Dopo aver incassato il sostegno del presidente egiziano al Sisi e la promessa di ingenti aiuti economici (3 miliardi di dollari) da parte di Arabia saudita ed Emirati arabi uniti, il Consiglio di transizione militare che ha preso il potere in Sudan riceve oggi l’abbraccio di un altro alleato regionale (stessi sponsor, stessi amici), che pure avrebbe altre cose a cui pensare in questo momento.

Il generale Khalifa Haftar, comandante dell’Esercito nazionale libico (Lna), volerà oggi a Khartoum, secondo quanto riporta il quotidiano sudanese al Youm al Tali, per incontrare i membri della giunta. Ieri nella riunione dei capi di stato africani che si è tenuta al Cairo proprio con al centro la crisi in Sudan, al Sisi (presidente di turno dell’Unione africana) è riuscito a strappare una franchigia per i generali sudanesi, che avrebbero così tre mesi (non più due anni) per trasferire il potere a un governo civile.
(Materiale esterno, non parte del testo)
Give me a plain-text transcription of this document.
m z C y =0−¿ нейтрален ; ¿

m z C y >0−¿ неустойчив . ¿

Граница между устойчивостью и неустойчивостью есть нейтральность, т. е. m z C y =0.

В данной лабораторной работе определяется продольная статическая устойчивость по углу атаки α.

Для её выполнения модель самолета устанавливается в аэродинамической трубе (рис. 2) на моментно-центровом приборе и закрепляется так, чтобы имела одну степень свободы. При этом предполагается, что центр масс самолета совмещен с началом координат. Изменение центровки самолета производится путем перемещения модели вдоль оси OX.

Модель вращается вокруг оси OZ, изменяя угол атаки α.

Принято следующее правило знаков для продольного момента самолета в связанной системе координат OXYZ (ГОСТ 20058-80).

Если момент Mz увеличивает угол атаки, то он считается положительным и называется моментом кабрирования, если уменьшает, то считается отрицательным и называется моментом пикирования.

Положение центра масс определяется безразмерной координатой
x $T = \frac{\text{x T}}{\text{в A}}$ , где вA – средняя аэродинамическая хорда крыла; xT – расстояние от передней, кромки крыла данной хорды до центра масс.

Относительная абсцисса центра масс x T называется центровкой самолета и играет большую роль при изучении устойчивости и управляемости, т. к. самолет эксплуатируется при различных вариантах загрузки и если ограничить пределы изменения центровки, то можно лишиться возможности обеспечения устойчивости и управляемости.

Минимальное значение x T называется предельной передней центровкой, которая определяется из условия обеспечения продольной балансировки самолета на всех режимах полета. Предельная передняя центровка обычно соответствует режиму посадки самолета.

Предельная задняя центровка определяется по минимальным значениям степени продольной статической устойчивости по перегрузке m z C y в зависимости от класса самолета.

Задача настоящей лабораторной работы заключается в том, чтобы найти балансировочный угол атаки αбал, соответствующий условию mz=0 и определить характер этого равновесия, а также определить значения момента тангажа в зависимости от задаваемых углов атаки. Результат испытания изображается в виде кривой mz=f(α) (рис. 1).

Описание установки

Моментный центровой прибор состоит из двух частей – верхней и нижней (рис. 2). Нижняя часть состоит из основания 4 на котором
Resta bloccata invece la situazione sul piano interno. La coalizione «Libertà e cambiamento», sintesi dei tanti soggetti politici e sociali che con la mobilitazione degli ultimi quattro mesi hanno portato alla fine della trentennale presidenza di al Bashir, si è ritirata dal negoziato intavolato con i militari una volta capito che non c’è da parte loro la minima intenzione di fare un passo indietro e di restituire la rivoluzione a chi ha occupato le strade sfidando la repressione.

Tutti i leader della protesta sono giunti alla conclusione che i generali, malgrado gli arresti eccellenti nel “cerchio magico” di al Bashir e l’assicurazione che «il potere sarà trasferito ai civili il prima possibile» vogliono solo riproporre il vecchio sistema di potere, con una giunta militare di stampo islamista al comando.

Prosegue quindi il sit-in permanente che va avanti dal 6 aprile di fronte alla sede dell’esercito, nonostante la reiterata ingiunzione da parte delle forze di sicurezza di «liberare le strade».